The real display of democracy | Daily News


The real display of democracy

Three new foreign ambassadors, who presented their credentials to President Maithripala Sirisena on Monday (November 4), took the opportunity to ask the Sri Lankan leader about his neutrality in the forthcoming Presidential election. Their eagerness towards this month’s election clearly showed the great interest in foreign governments about this democratic exercise in Sri Lanka.

The President said that he decided to be neutral, the moment he took the decision not to contest in the Presidential election. He pointed out that they could easily observe that the current free, fair and peaceful Presidential election campaign reflected the strength of democracy in Sri Lanka. He said that this great democratic characteristic was restored due to broad political transformation that had taken place in the country.

Furthermore, the fact that the Head of the State also holds the Ministry of Defence and controls the police, armed forces and law and order machinery, he could ensure the impartiality and peaceful conduct of election.

Although, the National Elections Commission stated that over one thousand complaints have been lodged with regard to the Presidential election, only a handful of them could be listed as violent incidents. There were no fatalities and these were minor scuffles between different party supporters.

Peaceful conduct of elections

The moment reports of scuffles were received, the police have taken swift action to prevent escalation of clashes. Police sources confirmed that there were no interference by ministers and other politicians because they all were aware that President Sirisena had given strict instructions to ensure peaceful conduct of elections and prevent violent incidents and malpractices.

When President Sirisena announced his neutrality at the presidential election, he had temporarily stepped down from the SLFP’s leadership and appointed the party’s former General Secretary Prof. Rohana Lakshman Piyadasa as the acting Chairman of the party. “President Maithripala Sirisena’s decision to temporarily step down as the SLFP’s Chairman was made in good faith. He wants this Presidential Election to be fair and peaceful. In my view this is a good example for everyone,” SLFP General Secretary Dayasiri Jayasekara said.

President Sirisena completes the tenth month of his fifth year of Presidency tomorrow (November 9) and this is an occasion to take a retrospective look at the achievements and failures and to understand the reasons for failures.

At the time of completion of 3 years of Yahapalana Government, President Sirisena said, “Some asks me whether I am pleased with what I did during the last three years. Without hesitation and clearly I can respond that I am a happy and a satisfied man with what we achieved during that period.”

Although yahapalana government could not complete its 5 year term as President’s Sri Lanka Freedom Party (SLFP) withdrew itself in the third year, the end of yahapalanaya does not mean the achievements of the last four and half years should be underestimated.

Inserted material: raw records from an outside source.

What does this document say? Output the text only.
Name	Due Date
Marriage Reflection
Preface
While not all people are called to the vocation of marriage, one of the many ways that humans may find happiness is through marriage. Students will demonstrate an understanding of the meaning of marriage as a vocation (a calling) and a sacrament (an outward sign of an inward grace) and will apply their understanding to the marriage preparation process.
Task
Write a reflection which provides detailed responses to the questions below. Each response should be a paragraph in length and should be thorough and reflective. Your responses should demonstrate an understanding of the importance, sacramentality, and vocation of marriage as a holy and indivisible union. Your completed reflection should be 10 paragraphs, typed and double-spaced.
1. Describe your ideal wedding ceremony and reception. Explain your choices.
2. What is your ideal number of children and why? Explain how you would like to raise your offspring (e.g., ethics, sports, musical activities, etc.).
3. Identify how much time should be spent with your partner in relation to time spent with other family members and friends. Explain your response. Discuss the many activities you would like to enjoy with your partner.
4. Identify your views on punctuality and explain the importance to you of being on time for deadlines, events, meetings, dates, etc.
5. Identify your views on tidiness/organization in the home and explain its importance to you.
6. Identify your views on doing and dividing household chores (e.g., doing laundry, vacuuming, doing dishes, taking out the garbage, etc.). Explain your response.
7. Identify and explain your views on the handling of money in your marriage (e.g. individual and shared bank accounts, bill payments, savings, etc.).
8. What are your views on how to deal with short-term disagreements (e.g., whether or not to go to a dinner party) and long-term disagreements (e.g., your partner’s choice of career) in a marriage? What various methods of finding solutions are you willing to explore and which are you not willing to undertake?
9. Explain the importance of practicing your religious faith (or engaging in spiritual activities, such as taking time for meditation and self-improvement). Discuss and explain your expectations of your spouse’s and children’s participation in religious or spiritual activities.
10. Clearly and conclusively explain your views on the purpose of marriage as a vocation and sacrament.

Some of the major achievements are firmly established in an irreversible manner. For example, strengthening of democratic institutions, establishment of independent councils, media freedom, judiciary independence and last but not the least, the curtailment of executive presidency powers and devolve them to the parliament are some of the solid achievement of the yahapalanaya. This was significant as two former Presidents came to power, agreeing to transfer the executive power to the parliament, but they did not fulfill that promise.

One of the first things that President Sirisena did as soon as he was elected was to transfer as many as powers possible to the Parliament and, establish the Constitutional Council and the independent commissions through the 19th amendment to the Constitution. Though he wanted to de-centralize more powers of the Executive Presidency, he had to drop that idea as the Supreme Court stated that according to the constitution there should be a national referendum for that exercise.

Last year, the President said the government had been able to achieve much for the benefit of common people and the country though those achievements could not be felt tangibly by the people immediately. “We have been able to launch a mission to eradicate fraud and corruption by introducing the measures for transparency, good governance, human rights and civil liberties of people and democracy. What we introduced were the basic needs for a society to function ensuring the rights of people,” he pointed out.

Independent commissions

Establishment of the independent commissions was the biggest victory for the democracy of this country. Intellectuals, civil society leaders, political parties of this country had fought for nearly 40 years for the establishment of independent commissions which will ensure checks and balances. The most important commission is the independent election commission introduced by the 19th Amendment to the Constitution. By establishing independent commissions such as the police, public service, human rights and auditing, a firm foundation for regaining Sri Lanka’s place in the democratic world was laid.

Ensuring media freedom and right to information were foremost among the promises given to the people when rallying them towards the January 8 change. These two have now become a reality. This, indeed is a great achievement as freedom of expression is a right that is essential for the progress of the country and the society.

However, one has to acknowledge that there were some failures and omissions too during this period. The biggest failure of the government in the last 4 years is the inability to take forward its crusade against bribery, fraud and corruption. Due to various reasons, the government failed to take legal action against culprits responsible for the Central Bank Bond fraud and several other issues of bribery and corruption in the past.

When weighing the achievements and failures, it is also necessary to give considerations to the challenges and problems that caused those failures. When an impartial study is taken on President Maithripala’s tenure on the eve of the most important democratic exercise of electing his successor, full credit must be given to President Sirisena for strengthening democratic institutions that ensure free, fair and peaceful elections.